Weller is trying to convey the impression that this year’s report is just a blip in an otherwise improving trend. But a look at the figure Weller provides shows that most of the improvement occurred as a result of the booming economy of the late 1990s, and has been tapering off since 2002. There is a very real possibility that the deterioration will continue.
In addition to the trust fund exhaustion date dropping from 2042 to 2041 in this year’s report, the date at which the Social Security system begins paying out more in benefits than it collects in taxes declined from 2018 to 2017. Using data from the 2004 report and 2005 report also reveals that the date at which the Social Security surplus (the amount that payroll taxes exceed benefits) begins to decline was moved up to 2008 from 2009.

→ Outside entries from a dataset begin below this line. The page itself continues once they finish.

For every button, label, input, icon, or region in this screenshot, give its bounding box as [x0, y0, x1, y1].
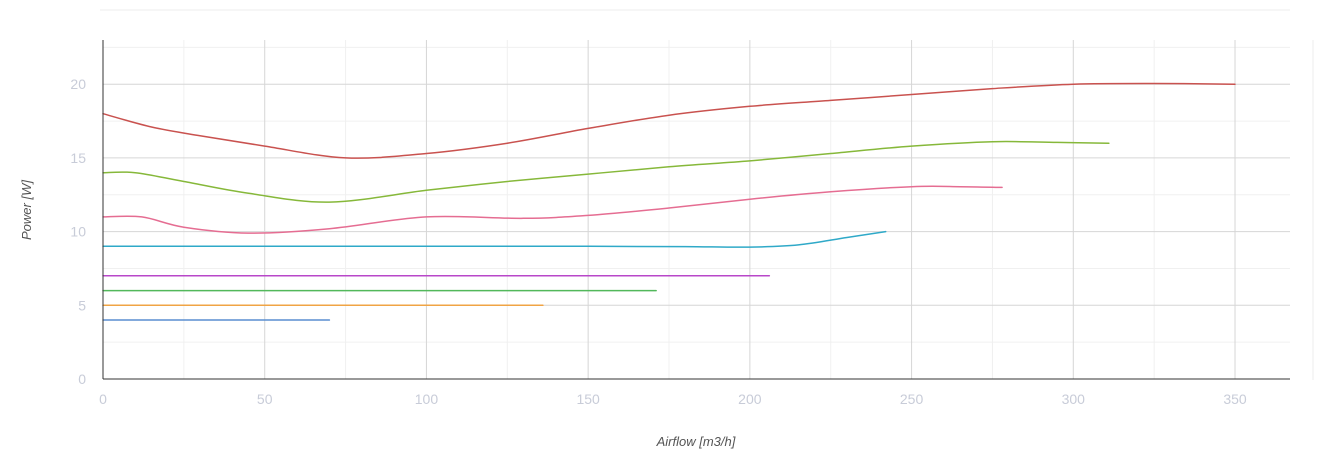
x-tick-labels: 0 50 100 150 200 250 300 350: [99, 391, 1247, 407]
y-tick-label: 10: [70, 224, 86, 240]
x-tick-label: 350: [1223, 391, 1247, 407]
y-tick-labels: 0 5 10 15 20: [70, 76, 86, 387]
series-line-1: [102, 82, 1236, 159]
y-tick-label: 0: [78, 371, 86, 387]
series-line-3: [102, 185, 1003, 234]
minor-grid: [103, 40, 1290, 379]
x-tick-label: 50: [257, 391, 273, 407]
y-tick-label: 20: [70, 76, 86, 92]
x-tick-label: 250: [900, 391, 924, 407]
y-tick-label: 15: [70, 150, 86, 166]
series-layer: [102, 82, 1236, 321]
y-tick-label: 5: [78, 297, 86, 313]
x-tick-label: 300: [1062, 391, 1086, 407]
x-tick-label: 100: [415, 391, 439, 407]
x-tick-label: 0: [99, 391, 107, 407]
series-line-4: [102, 230, 887, 248]
major-grid: [103, 40, 1290, 379]
x-axis-title: Airflow [m3/h]: [656, 434, 736, 449]
series-line-2: [102, 140, 1110, 203]
x-tick-label: 150: [576, 391, 600, 407]
y-axis-title: Power [W]: [19, 180, 34, 240]
axes: [102, 40, 1290, 380]
x-tick-label: 200: [738, 391, 762, 407]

There was some improvement in the cost of Social Security as a percentage of both taxable payroll and gross domestic product. For example, in the 2004 report the cost of Social Security was projected to be 16.83% of payroll and 6.3% of GDP by 2030. In the 2005 report those numbers improved to 16.74% and 6.1%, respectively. But the data belies the improvement. The better numbers were not due to lower costs of Social Security (in fact, costs went up slightly). Rather, the improvement was caused by increases in taxable payroll and GDP.
Finally, our old friend the “present value” of the 75-year shortfall also worsened. It went from $3.7 trillion last year to $4.0 trillion this year. The cumulative cost–the cost to the taxpayers, over a 75-year period, of paying off all the treasury bonds in the Social Security trust fund plus meeting all the obligations of Social Security once the trust fund runs dry — increased as well, from $24.9 trillion in 2004 to $25.2 trillion now.
All this leads me to wonder whether the left’s real concern wasn’t the report’s potential politicization, but, given recent trends, that this year’s and future reports would show that Social Security’s long-term finances are worsening. Obviously, such reports won’t do much for their case that Social Security doesn’t need reform. Perhaps their objective in raising the books-are-cooked specter was to kick a little dirt on the report and thereby begin a long-term process of tarnishing it. If so, we’ll surely see more attempts to discredit the Trustees’ report in the future.